Denying it over and over again, whilst the border posts were being built, didn't make the issue go away. Reality was always going to win.
And on top of that, the more the UK (Britain in reality) diverges from EU rules and regulations, the border between Britain and NI will get harder too.
This is what the UK signed up to, having been negotiated by David Frost under a mandate from Johnson, Johnson elected on a ticket to implement this deal which was ratified by the new Parliament.
But tell us again about the EU bullying?
3. Trade has gravity.
A country trades more, and more economically, with other countries close to it. The further a trading partner is away, the less trade can be done and costs increase.
It would take 200 deals like the one with Australia to compensate with the lost of trade with the EU.
There isn't enough such countries in the world.
4. A trade deal isn't a free trade deal. And tariffs vs non-tariff barriers.
The EU is the world's largest free trade area, to leave it in the name of free trade makes no sense.
Thinking of trade in purely tariff terms is so last century. If a politician is talking about facilitating trade in just tariff terms, they don't know what they are talking about. Non-tariff barriers are the real killer, and these can change day by day, week by week, country by country. In keeping trade flowing, a never-ending series of meetings and negotiations is needed.
Any idiot can sign a trade agreement.
Liz Truss has signed about 70. Most are just continuations of what we had has an EU member state, but will have to be fully renegotiated in due course. The potential deal with Australia isn't good for UK farming. Period. Although the UK Government won't tell us what it is willing to sign up to, nor will Parliament be allowed to debate and vote on the deal as they voted their right to do so away.
Getting a favourable trade deal required leverage. As one of 28 countries, the UK had huge leverage. As one of one, it doesn't.
5. Freedom of movement cuts both ways.
In the end, Brexit was about stopping free movement.
Stopping EU national coming and working in the UK.
Because it is racist.
Not all Brexiteers are racist, but many are.
EU citizens have come over here, worked, lived, paid taxes, spent money, rented and bought houses, doing the jobs we Brits don't want to do.
We chased them away, made it clear they're not welcome, won't even supply those who apply for settled status a piece of paper stating that. Many secotrs have huge numbers of vacancies usually taken by EU nationals.
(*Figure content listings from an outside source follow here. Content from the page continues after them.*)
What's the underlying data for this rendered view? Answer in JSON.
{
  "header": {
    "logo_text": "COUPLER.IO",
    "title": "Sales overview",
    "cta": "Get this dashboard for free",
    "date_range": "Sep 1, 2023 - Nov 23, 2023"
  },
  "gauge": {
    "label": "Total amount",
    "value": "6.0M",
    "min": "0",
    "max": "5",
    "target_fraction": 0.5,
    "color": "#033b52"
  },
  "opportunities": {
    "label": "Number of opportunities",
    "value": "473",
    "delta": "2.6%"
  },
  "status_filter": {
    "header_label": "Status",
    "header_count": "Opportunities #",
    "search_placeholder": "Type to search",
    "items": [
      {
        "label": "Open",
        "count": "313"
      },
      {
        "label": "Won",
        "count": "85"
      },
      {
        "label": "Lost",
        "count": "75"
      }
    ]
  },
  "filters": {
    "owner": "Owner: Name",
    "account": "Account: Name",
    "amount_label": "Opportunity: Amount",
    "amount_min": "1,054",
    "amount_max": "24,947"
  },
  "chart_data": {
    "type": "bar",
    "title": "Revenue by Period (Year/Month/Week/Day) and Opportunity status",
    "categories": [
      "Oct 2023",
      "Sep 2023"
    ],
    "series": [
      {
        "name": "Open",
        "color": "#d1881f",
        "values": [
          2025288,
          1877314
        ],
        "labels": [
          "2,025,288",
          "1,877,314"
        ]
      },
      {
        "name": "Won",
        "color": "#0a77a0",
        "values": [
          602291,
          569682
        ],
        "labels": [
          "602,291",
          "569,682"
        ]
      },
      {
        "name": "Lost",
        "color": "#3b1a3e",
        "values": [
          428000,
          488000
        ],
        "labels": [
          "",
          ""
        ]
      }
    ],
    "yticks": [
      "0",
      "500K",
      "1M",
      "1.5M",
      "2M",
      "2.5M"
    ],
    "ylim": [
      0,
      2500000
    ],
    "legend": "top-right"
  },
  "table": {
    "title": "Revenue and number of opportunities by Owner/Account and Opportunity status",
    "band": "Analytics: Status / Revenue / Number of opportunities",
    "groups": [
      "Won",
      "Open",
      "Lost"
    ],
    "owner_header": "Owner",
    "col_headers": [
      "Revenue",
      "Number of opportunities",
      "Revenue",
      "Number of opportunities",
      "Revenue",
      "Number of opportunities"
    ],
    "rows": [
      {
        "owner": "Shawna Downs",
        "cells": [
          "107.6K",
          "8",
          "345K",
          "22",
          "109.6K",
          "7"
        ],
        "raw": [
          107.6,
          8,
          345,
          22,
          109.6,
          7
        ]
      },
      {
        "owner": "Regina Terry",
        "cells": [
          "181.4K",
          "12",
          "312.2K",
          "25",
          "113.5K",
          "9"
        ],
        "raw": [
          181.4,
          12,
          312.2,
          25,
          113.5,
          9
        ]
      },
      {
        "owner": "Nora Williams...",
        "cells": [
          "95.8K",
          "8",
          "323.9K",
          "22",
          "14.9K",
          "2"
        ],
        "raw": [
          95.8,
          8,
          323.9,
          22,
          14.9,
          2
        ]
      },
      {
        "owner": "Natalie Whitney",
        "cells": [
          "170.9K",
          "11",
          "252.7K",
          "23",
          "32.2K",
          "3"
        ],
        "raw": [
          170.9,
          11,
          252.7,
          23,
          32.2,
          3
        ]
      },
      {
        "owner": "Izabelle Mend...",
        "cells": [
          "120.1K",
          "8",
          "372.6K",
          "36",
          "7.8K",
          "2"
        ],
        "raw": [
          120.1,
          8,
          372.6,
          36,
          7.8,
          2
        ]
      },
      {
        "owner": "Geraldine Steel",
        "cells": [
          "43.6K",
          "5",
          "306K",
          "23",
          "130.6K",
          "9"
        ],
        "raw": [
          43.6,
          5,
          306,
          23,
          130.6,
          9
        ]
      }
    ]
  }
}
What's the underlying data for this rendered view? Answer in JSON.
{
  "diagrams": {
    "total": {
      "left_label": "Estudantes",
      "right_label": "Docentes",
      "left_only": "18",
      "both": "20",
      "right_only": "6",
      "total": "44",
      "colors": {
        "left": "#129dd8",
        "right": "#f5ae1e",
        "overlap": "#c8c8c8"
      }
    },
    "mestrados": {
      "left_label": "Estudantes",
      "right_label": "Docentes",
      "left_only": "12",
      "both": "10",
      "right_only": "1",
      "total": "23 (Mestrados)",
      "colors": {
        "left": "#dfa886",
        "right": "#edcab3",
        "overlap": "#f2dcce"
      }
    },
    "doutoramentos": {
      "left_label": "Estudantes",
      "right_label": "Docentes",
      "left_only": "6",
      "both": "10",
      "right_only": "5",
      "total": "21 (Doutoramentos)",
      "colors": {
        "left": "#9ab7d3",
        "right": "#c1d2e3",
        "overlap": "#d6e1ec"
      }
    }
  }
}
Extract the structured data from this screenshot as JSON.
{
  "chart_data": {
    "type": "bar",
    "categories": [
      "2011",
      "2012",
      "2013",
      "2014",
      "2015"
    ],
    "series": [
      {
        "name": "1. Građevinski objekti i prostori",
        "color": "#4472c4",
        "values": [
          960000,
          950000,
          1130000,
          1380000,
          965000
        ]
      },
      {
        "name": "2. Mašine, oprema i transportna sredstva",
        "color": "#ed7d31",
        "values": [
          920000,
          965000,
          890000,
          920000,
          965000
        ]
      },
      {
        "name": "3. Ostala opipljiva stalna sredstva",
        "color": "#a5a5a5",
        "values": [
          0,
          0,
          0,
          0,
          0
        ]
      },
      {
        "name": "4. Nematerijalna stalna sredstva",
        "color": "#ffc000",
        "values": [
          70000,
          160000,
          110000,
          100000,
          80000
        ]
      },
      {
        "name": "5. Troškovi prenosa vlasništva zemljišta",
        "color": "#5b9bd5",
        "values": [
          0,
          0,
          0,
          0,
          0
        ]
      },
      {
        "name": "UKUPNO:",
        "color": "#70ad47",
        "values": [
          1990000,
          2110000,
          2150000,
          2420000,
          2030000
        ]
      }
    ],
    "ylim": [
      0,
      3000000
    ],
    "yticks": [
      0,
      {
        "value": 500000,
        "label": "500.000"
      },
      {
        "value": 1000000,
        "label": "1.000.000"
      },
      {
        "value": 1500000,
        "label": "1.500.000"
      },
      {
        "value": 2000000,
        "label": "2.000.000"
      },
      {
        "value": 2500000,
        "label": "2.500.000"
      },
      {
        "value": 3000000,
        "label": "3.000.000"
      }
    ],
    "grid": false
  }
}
The scheme last year to repace them in fruit picking with Brit volunteers was a disaster. That situation si worse this year. Now there are 70,000 vacancies in road haulage, and the whole system is about to collapse.
And UK citizens living in the EU have found the promises that Brexit wouldn't affect them were empty promises. People have to apply for citizenship, or settled status. Many who retired don't have the incomes to meet residesency requirements and are having to come home.
Passports will be the next thing. Colour of them means nothing, its the fact that entering the EU now will mean going in the slow lane as immigration, not being able to use the e-scanners, and finding that mobile phone companies will charge for roaming once again.
Brexit will be hundreds of small changes that make life more difficult, more expensive, we may get used to it, but it isn't better.
There are amny other areas, of course.
But is there hope?
I am relying on reality and common sense. Though in Brexitlalaland there is little common sense. It all goes bac to (3.) above. It is impossible to replace any sigificant amount of trade lost with the EU with trade elsewhere. In order to trade, there will be alignment. It will be slow, and might take many years, decades. But the polls show that support for Brexit is in the older generation, and f support in the under 40s continues, then rejoining at some point is a possibility. But even if not, alignment so close it won't really matter, the UK will be happy to be a rule taker.
What we will have lost is years, decades of lost growth, which so far is running at £800 million a week. Multiply that by years by decades and that growth, that wealth can never be replaced. We will just all be poorer.